A solution could be to expose the data in the repository using a RESTful framework, e.g. Restlet. Part of the elegance of this approach lies in URI templates. For the purpose discussed here, we could route the following URI template to a specific resource,

http://example.org/sensors/{sensorId}/{t1}/{t2}

and replace the templates for sensorId, t1 and t2 with values for a specific request, being t1 and t2 points in time representing an interval. The approach is also elegant because content negotiation allows us to serve multiple representations of the resource, i.e. serve different representations of the time-series depending on the user agent.
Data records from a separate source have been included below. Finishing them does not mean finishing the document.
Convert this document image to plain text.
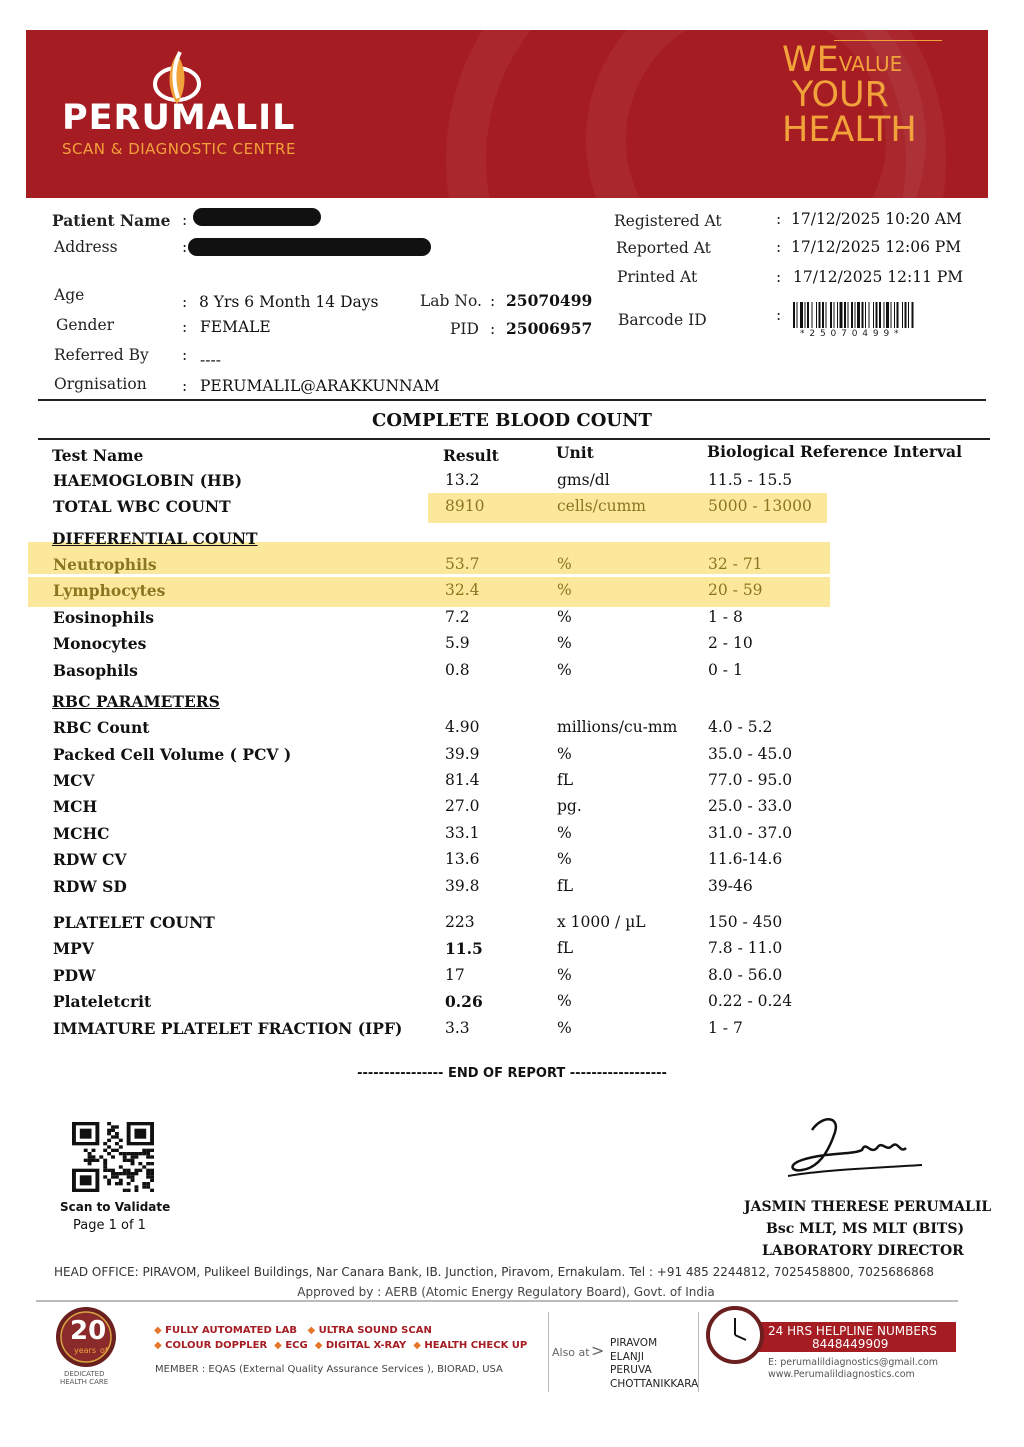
PERUMALIL
SCAN & DIAGNOSTIC CENTRE
WEVALUE
YOUR
HEALTH
Patient Name :
Address	:
Age	: 8 Yrs 6 Month 14 Days
Gender	: FEMALE
Referred By : ----
Orgnisation : PERUMALIL@ARAKKUNNAM
Lab No. : 25070499
PID : 25006957
Registered At	: 17/12/2025 10:20 AM
Reported At	: 17/12/2025 12:06 PM
Printed At	: 17/12/2025 12:11 PM
Barcode ID	:
* 2 5 0 7 0 4 9 9 *
COMPLETE BLOOD COUNT
Test Name	Result	Unit	Biological Reference Interval
HAEMOGLOBIN (HB)	13.2	gms/dl	11.5 - 15.5
TOTAL WBC COUNT	8910	cells/cumm	5000 - 13000
Neutrophils	53.7	%	32 - 71
Lymphocytes	32.4	%	20 - 59
Eosinophils	7.2	%	1 - 8
Monocytes	5.9	%	2 - 10
Basophils	0.8	%	0 - 1
RBC Count	4.90	millions/cu-mm 4.0 - 5.2
Packed Cell Volume ( PCV )	39.9	%	35.0 - 45.0
MCV	81.4	fL	77.0 - 95.0
MCH	27.0	pg.	25.0 - 33.0
MCHC	33.1	%	31.0 - 37.0
RDW CV	13.6	%	11.6-14.6
RDW SD	39.8	fL	39-46
PLATELET COUNT	223	x 1000 / µL	150 - 450
MPV	11.5	fL	7.8 - 11.0
PDW	17	%	8.0 - 56.0
Plateletcrit	0.26	%	0.22 - 0.24
IMMATURE PLATELET FRACTION (IPF)	3.3	%	1 - 7
DIFFERENTIAL COUNT
RBC PARAMETERS
---------------- END OF REPORT ------------------
Scan to Validate
Page 1 of 1
JASMIN THERESE PERUMALIL
Bsc MLT, MS MLT (BITS)
LABORATORY DIRECTOR
HEAD OFFICE: PIRAVOM, Pulikeel Buildings, Nar Canara Bank, IB. Junction, Piravom, Ernakulam. Tel : +91 485 2244812, 7025458800, 7025686868
Approved by : AERB (Atomic Energy Regulatory Board), Govt. of India
20
years of
DEDICATED
HEALTH CARE
◆ FULLY AUTOMATED LAB ◆ ULTRA SOUND SCAN
◆ COLOUR DOPPLER ◆ ECG ◆ DIGITAL X-RAY ◆ HEALTH CHECK UP
MEMBER : EQAS (External Quality Assurance Services ), BIORAD, USA
Also at > PIRAVOM
ELANJI
PERUVA
CHOTTANIKKARA
24 HRS HELPLINE NUMBERS
8448449909
E: perumalildiagnostics@gmail.com
www.Perumalildiagnostics.com
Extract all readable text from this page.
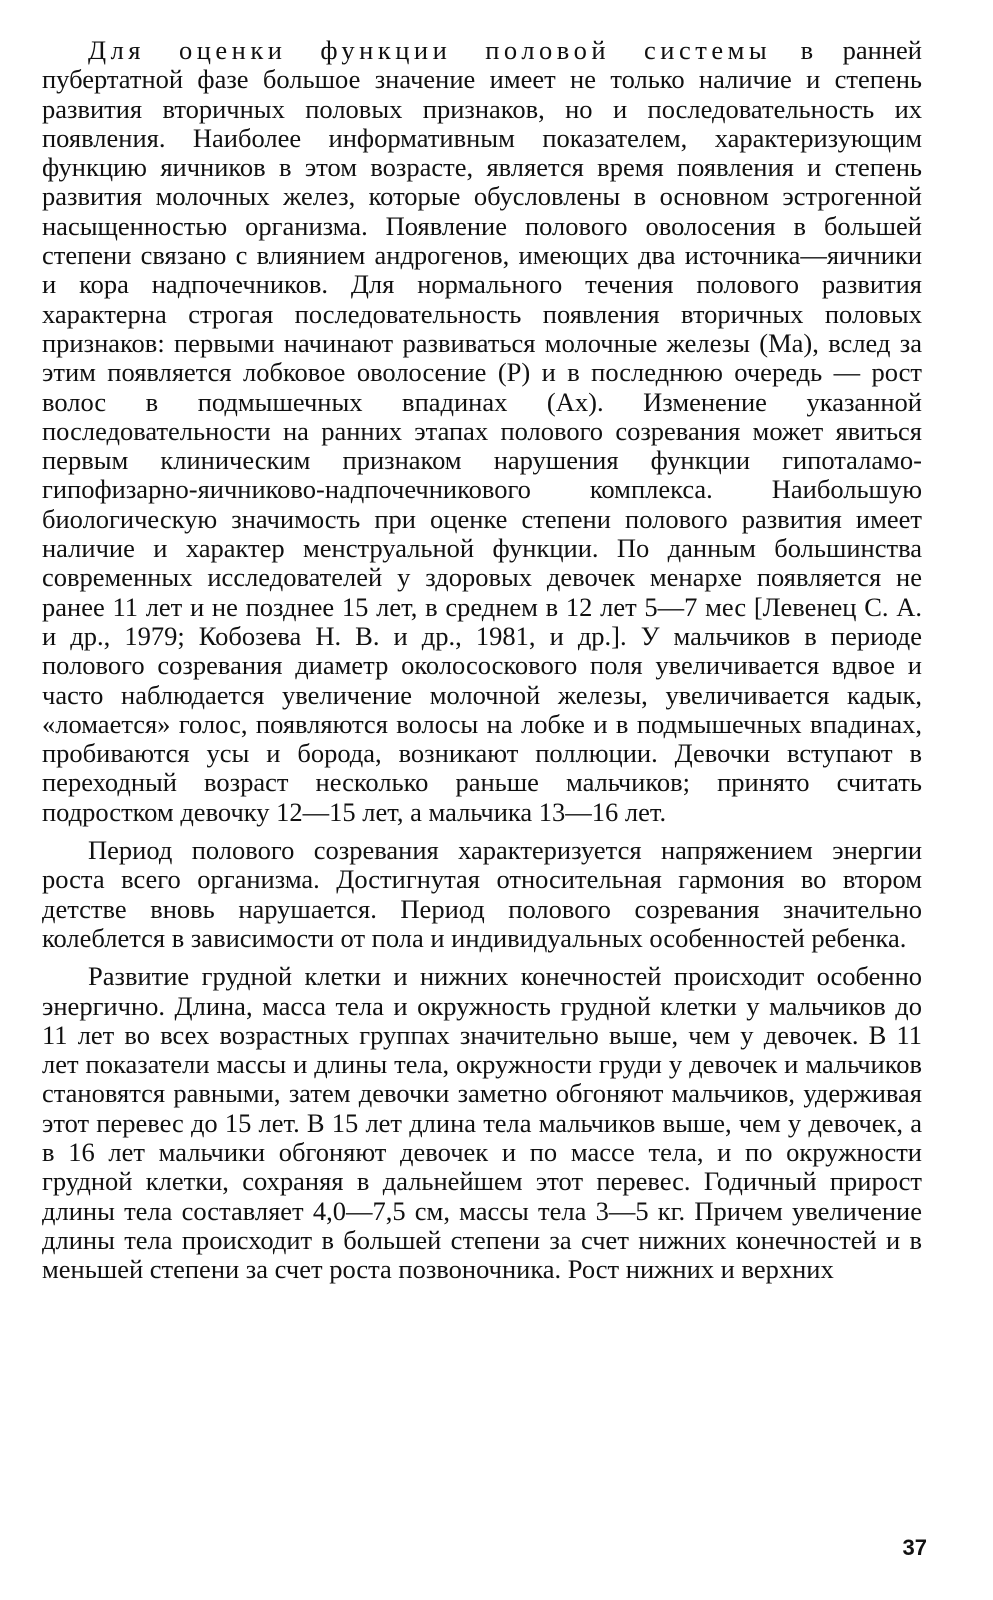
Для оценки функции половой системы в ранней пубертатной фазе большое значение имеет не только наличие и степень развития вторичных половых признаков, но и последовательность их появления. Наиболее информативным показателем, характеризующим функцию яичников в этом возрасте, является время появления и степень развития молочных желез, которые обусловлены в основном эстрогенной насыщенностью организма. Появление полового оволосения в большей степени связано с влиянием андрогенов, имеющих два источника—яичники и кора надпочечников. Для нормального течения полового развития характерна строгая последовательность появления вторичных половых признаков: первыми начинают развиваться молочные железы (Ма), вслед за этим появляется лобковое оволосение (Р) и в последнюю очередь — рост волос в подмышечных впадинах (Ах). Изменение указанной последовательности на ранних этапах полового созревания может явиться первым клиническим признаком нарушения функции гипоталамо-гипофизарно-яичниково-надпочечникового комплекса. Наибольшую биологическую значимость при оценке степени полового развития имеет наличие и характер менструальной функции. По данным большинства современных исследователей у здоровых девочек менархе появляется не ранее 11 лет и не позднее 15 лет, в среднем в 12 лет 5—7 мес [Левенец С. А. и др., 1979; Кобозева Н. В. и др., 1981, и др.]. У мальчиков в периоде полового созревания диаметр околососкового поля увеличивается вдвое и часто наблюдается увеличение молочной железы, увеличивается кадык, «ломается» голос, появляются волосы на лобке и в подмышечных впадинах, пробиваются усы и борода, возникают поллюции. Девочки вступают в переходный возраст несколько раньше мальчиков; принято считать подростком девочку 12—15 лет, а мальчика 13—16 лет.

Период полового созревания характеризуется напряжением энергии роста всего организма. Достигнутая относительная гармония во втором детстве вновь нарушается. Период полового созревания значительно колеблется в зависимости от пола и индивидуальных особенностей ребенка.

Развитие грудной клетки и нижних конечностей происходит особенно энергично. Длина, масса тела и окружность грудной клетки у мальчиков до 11 лет во всех возрастных группах значительно выше, чем у девочек. В 11 лет показатели массы и длины тела, окружности груди у девочек и мальчиков становятся равными, затем девочки заметно обгоняют мальчиков, удерживая этот перевес до 15 лет. В 15 лет длина тела мальчиков выше, чем у девочек, а в 16 лет мальчики обгоняют девочек и по массе тела, и по окружности грудной клетки, сохраняя в дальнейшем этот перевес. Годичный прирост длины тела составляет 4,0—7,5 см, массы тела 3—5 кг. Причем увеличение длины тела происходит в большей степени за счет нижних конечностей и в меньшей степени за счет роста позвоночника. Рост нижних и верхних

37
Notably, a user calling the resource within a browser may want to see a plot of the time-series while an application calling the same resource would be better served with an RDF/XML representation of the time-series, e.g.

...
<Sensor rdf:about="#sensor-001">
  <label>My Sensor</label>
  <latitude>62.89238</latitude>
  <longitude>27.67703</longitude>
</Sensor>

<Observation rdf:about="#observation-001">
  <dateTime>2010-06-21T16:00:00</dateTime>
  <value>0.00546789</value>
</Observation>

<Observation rdf:about="#observation-002">
  <dateTime>2010-06-21T16:00:01</dateTime>
  <value>0.00556787</value>
</Observation>
...

Naturally, XML or SensorML may be served also, possibly as a separate representation.